The municipality of 100,000 wants to sell general-obligation bonds to buy the Rhythm City riverboat on its waterfront from Isle of Capri Casinos Inc., owner of 16 venues across the nation. Mayor Bill Gluba said the revenue would reduce reliance on property taxes and help cover rising costs. Kansas may currently be the only U.S. municipal casino owner, according to the American Gaming Association.
“Why would anyone want to allow huge profits to flow out from citizens and tourists to the city to investors in Las Vegas, New Jersey and New York?” Gluba, 70, said by telephone. “Why not keep the money in the community for the benefit of the people who live in the community?”
Cities from Glendale, Arizona, to Harrison, New Jersey, have seen their taxpayers tapped and credit ratings cut because of failed investments in sports and projects intended to spur growth.
It’s unusual for local governments to pledge taxing power for a project, unlike schools or roads, that must be profitable, said Matt Fabian, managing director at Municipal Market Advisors, a Concord, Massachusetts-based research firm.
“The city is putting taxpayers 100 percent on the hook in case this casino doesn’t perform as expected,” he said. “It’s hard to believe that taxpayers fully understand the risk they are taking in this transaction.”
Gluba said Davenport, which has about $238 million in debt, will get the cheapest borrowing rates by selling general-obligation bonds to pay for the casino assets, including 931 slot machines, 14 table games, and a 209-seat buffet restaurant.
The city, about 175 miles west of Chicago, is planning the venture as municipal yields are at generational lows.
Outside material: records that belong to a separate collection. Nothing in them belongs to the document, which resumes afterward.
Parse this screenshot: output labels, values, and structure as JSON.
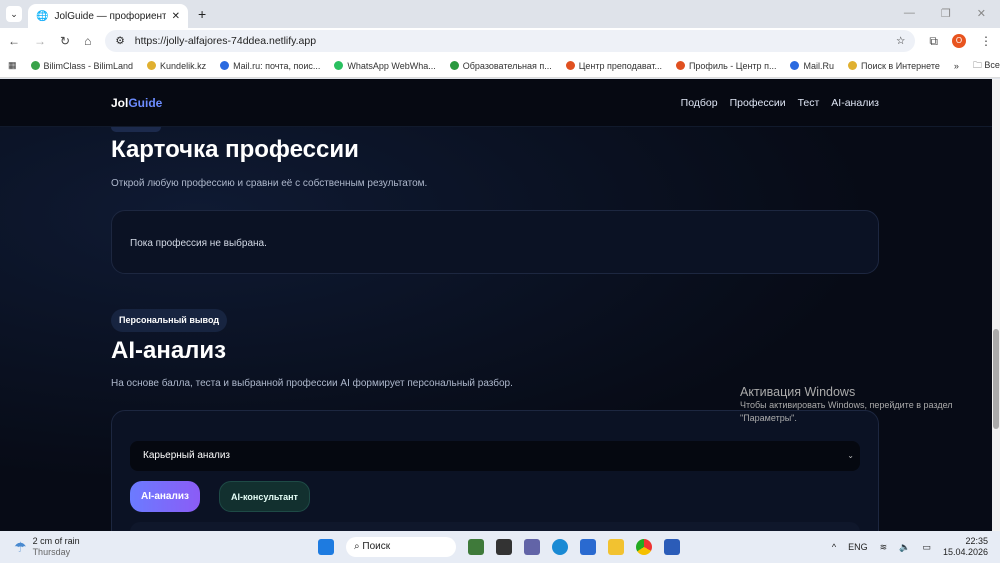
{
  "browser": {
    "tab_title": "JolGuide — профориентация",
    "url": "https://jolly-alfajores-74ddea.netlify.app",
    "bookmarks": [
      {
        "label": "BilimClass - BilimLand",
        "color": "#3aa34a"
      },
      {
        "label": "Kundelik.kz",
        "color": "#e0b030"
      },
      {
        "label": "Mail.ru: почта, поис...",
        "color": "#2a6ae0"
      },
      {
        "label": "WhatsApp WebWha...",
        "color": "#2ac060"
      },
      {
        "label": "Образовательная п...",
        "color": "#2a9a40"
      },
      {
        "label": "Центр преподават...",
        "color": "#e05020"
      },
      {
        "label": "Профиль - Центр п...",
        "color": "#e05020"
      },
      {
        "label": "Mail.Ru",
        "color": "#2a6ae0"
      },
      {
        "label": "Поиск в Интернете",
        "color": "#e0b030"
      }
    ],
    "all_bookmarks": "Все закладки",
    "profile_initial": "O"
  },
  "site": {
    "logo_a": "Jol",
    "logo_b": "Guide",
    "nav": [
      "Подбор",
      "Профессии",
      "Тест",
      "AI-анализ"
    ]
  },
  "profession": {
    "title": "Карточка профессии",
    "subtitle": "Открой любую профессию и сравни её с собственным результатом.",
    "empty": "Пока профессия не выбрана."
  },
  "ai": {
    "badge": "Персональный вывод",
    "title": "AI-анализ",
    "subtitle": "На основе балла, теста и выбранной профессии AI формирует персональный разбор.",
    "select_value": "Карьерный анализ",
    "btn_analysis": "AI-анализ",
    "btn_consultant": "AI-консультант"
  },
  "watermark": {
    "title": "Активация Windows",
    "text": "Чтобы активировать Windows, перейдите в раздел \"Параметры\"."
  },
  "taskbar": {
    "weather": "2 cm of rain",
    "day": "Thursday",
    "search": "Поиск",
    "lang": "ENG",
    "time": "22:35",
    "date": "15.04.2026"
  }
}
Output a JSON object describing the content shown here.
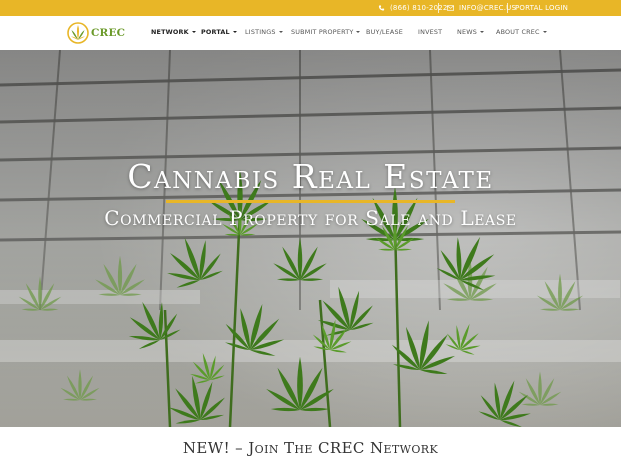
{
  "topbar": {
    "phone": "(866) 810-2022",
    "email": "INFO@CREC.US",
    "login": "PORTAL LOGIN",
    "phone_icon": "phone-icon",
    "email_icon": "envelope-icon",
    "color": "#e8b627"
  },
  "logo": {
    "text": "CREC",
    "icon": "leaf-logo-icon"
  },
  "nav": {
    "items": [
      {
        "label": "NETWORK",
        "dropdown": true
      },
      {
        "label": "PORTAL",
        "dropdown": true
      },
      {
        "label": "LISTINGS",
        "dropdown": true
      },
      {
        "label": "SUBMIT PROPERTY",
        "dropdown": true
      },
      {
        "label": "BUY/LEASE",
        "dropdown": false
      },
      {
        "label": "INVEST",
        "dropdown": false
      },
      {
        "label": "NEWS",
        "dropdown": true
      },
      {
        "label": "ABOUT CREC",
        "dropdown": true
      }
    ]
  },
  "hero": {
    "title": "Cannabis Real Estate",
    "subtitle": "Commercial Property for Sale and Lease",
    "accent": "#e8b627"
  },
  "bottom": {
    "title": "NEW! – Join The CREC Network"
  }
}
A Bond Buyer index of 20-year yields fell to 3.37 percent last week, the lowest since 1965.
Ten-year Davenport general-obligation bonds exempt from federal taxes sold in February to yield 2.05 percent, or about 0.20 percentage point over a benchmark index. The debt, which is subject to Iowa taxes, traded Oct. 2 at 2.1 percent. The city is rated Aa2 by Moody’s and AA by Standard & Poor’s, the third-highest for both.
Davenport spent about 21 percent of operating expenditures on debt service in fiscal 2011, which S&P analysts called “elevated.” Property taxes accounted for 85 percent of general-fund revenue, and the city has drawn on reserves — $577,000 in 2011 — to cope with rising costs, they wrote. Expenses have risen 9 percent since 2008, bond documents show.
“The needs are there and you can’t continually rely on property taxes because that’s an unfair tax,” Gluba said.